Aducanumab’s most meaningful limitation, however, is that it does not target the real culprit of AD. The drug was originally designed to target amyloid-beta plaque, now believed to be an ineffective drug target for AD. An accumulating body of data has shifted drug development focus to a different species of amyloid-beta called the toxic oligomer which has since been shown to be the true culprit in driving disease progression. Aducanumab’s ability to cross-react and partially neutralize toxic oligomers results in its modest treatment benefit.

 

Aducanumab shows substantial evidence of effectiveness

I anticipate that the AC is likely to agree aducanumab’s treatment benefit is clinically meaningful. Though there may be several strong dissents, I expect a majority of the AdCom members will vote YES as to whether the aducanumab BLA demonstrates substantial evidence of effectiveness. Alzheimer’s disease is one of the highest unmet medical need indications in medicine and FDA is committed to approving a drug for this indication. FDA neuroscientists and team leaders have been active in promoting the development of new cognitive endpoints and biomarkers to demonstrate drug impact on the underlying neurobiology of AD. Also in Biogen’s favor is the FDA’s demonstrated sensitivity to medical need in the past—notably for the ALS treatment edaravone in 2017 and again in 2019 for the Duchenne muscular dystrophy treatment golodirsen, both approved with limited clinical data.

 

Next-generation therapies needed

Aducanumab should, and I believe will be, approved. The drug’s modest efficacy and safety concerns, however, justify the need for a next-generation therapeutic that selectively targets toxic oligomers. Such drugs in development provide a high degree of binding to toxic oligomers without binding to non-toxic forms of amyloid-beta plaque. These highly targeted therapeutics hold great potential to avoid ARIA-E and allow for higher dosing and efficacy. The preclinical data for these drugs are promising compared with therapies like aducanumab that target only amyloid beta plaques. These new drug candidates will benefit from novel blood and cerebrospinal fluid (CSF) biomarkers that measure disease progression, enabling dramatic improvements to the speed and cost-effectiveness of clinical development.

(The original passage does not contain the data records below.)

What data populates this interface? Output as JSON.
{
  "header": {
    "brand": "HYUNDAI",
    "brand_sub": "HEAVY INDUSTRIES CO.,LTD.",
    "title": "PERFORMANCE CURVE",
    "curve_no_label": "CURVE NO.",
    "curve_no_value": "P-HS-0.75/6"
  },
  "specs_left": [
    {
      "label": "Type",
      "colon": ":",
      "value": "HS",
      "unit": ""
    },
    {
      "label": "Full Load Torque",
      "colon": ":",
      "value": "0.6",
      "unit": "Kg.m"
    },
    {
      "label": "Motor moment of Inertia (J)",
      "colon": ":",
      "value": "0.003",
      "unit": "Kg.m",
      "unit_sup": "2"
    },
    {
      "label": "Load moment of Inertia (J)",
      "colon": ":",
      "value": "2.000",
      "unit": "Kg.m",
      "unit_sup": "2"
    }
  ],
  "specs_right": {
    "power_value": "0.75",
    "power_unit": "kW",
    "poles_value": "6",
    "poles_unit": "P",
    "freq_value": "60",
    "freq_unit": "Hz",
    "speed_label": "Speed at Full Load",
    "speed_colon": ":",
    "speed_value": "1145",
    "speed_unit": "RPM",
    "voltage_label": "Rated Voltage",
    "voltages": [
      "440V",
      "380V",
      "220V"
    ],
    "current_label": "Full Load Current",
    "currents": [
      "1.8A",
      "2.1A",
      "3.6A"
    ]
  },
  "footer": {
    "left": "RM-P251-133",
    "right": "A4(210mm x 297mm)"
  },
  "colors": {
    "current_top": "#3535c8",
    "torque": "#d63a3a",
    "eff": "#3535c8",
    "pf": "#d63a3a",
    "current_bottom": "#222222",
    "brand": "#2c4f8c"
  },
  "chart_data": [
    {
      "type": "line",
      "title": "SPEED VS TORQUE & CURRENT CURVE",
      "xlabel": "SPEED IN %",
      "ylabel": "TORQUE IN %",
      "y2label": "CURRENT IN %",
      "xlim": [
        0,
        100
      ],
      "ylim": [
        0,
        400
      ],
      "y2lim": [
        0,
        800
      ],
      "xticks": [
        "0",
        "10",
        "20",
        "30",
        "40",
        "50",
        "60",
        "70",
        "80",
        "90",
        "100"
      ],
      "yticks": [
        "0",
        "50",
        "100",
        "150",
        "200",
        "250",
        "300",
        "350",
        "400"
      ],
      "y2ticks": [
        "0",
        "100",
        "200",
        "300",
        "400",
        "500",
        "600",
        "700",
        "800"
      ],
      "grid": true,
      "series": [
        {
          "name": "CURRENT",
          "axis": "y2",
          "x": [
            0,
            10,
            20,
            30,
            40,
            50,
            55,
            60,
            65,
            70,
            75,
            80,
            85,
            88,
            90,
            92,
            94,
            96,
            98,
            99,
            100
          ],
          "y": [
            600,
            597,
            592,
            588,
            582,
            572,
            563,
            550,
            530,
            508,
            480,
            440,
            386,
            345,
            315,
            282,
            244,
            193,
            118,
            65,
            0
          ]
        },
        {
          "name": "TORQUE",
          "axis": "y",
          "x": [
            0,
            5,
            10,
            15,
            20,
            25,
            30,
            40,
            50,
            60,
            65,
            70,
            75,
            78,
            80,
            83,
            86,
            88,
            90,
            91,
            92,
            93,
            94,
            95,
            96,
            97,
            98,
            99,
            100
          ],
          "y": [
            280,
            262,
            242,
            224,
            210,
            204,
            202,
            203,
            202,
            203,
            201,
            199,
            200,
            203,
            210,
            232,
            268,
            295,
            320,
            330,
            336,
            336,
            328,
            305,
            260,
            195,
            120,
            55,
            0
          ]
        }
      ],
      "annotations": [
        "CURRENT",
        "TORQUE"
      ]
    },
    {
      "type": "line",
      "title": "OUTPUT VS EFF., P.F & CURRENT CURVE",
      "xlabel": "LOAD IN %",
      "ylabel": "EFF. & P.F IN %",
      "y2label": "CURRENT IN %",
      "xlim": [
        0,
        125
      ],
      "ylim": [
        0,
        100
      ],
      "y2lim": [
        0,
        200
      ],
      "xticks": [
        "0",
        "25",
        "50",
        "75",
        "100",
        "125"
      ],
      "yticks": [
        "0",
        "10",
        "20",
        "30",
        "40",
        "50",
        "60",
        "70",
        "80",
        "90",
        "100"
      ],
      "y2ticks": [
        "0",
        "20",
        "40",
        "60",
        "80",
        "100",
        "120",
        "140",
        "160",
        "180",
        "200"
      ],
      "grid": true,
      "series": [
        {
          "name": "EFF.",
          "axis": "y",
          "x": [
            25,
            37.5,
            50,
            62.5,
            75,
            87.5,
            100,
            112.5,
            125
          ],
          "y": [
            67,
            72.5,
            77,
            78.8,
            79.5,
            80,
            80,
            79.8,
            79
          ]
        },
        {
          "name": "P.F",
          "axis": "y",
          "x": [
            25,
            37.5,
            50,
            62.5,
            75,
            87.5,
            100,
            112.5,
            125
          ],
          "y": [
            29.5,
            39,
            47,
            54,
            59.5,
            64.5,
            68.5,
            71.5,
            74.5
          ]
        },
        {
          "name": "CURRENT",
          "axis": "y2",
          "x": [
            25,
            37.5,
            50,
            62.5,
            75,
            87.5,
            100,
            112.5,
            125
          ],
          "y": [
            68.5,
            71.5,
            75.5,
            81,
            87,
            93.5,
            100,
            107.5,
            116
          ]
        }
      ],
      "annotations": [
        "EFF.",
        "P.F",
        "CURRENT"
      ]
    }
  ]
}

A positive recommendation at the November 6th AdCom meeting will both provide support to the FDA in its decision making and catalyze investor interest in the next generation of therapies targeting amyloid-beta oligomers. A green light from the AdCom will and should be hailed as an important milestone in Alzheimer’s treatment. Aducanumab’s most powerful impact, however, will be on future therapy development, specifically second-generation therapies that demonstrate more precise targeting for amyloid-beta toxicity with greater efficacy and safety.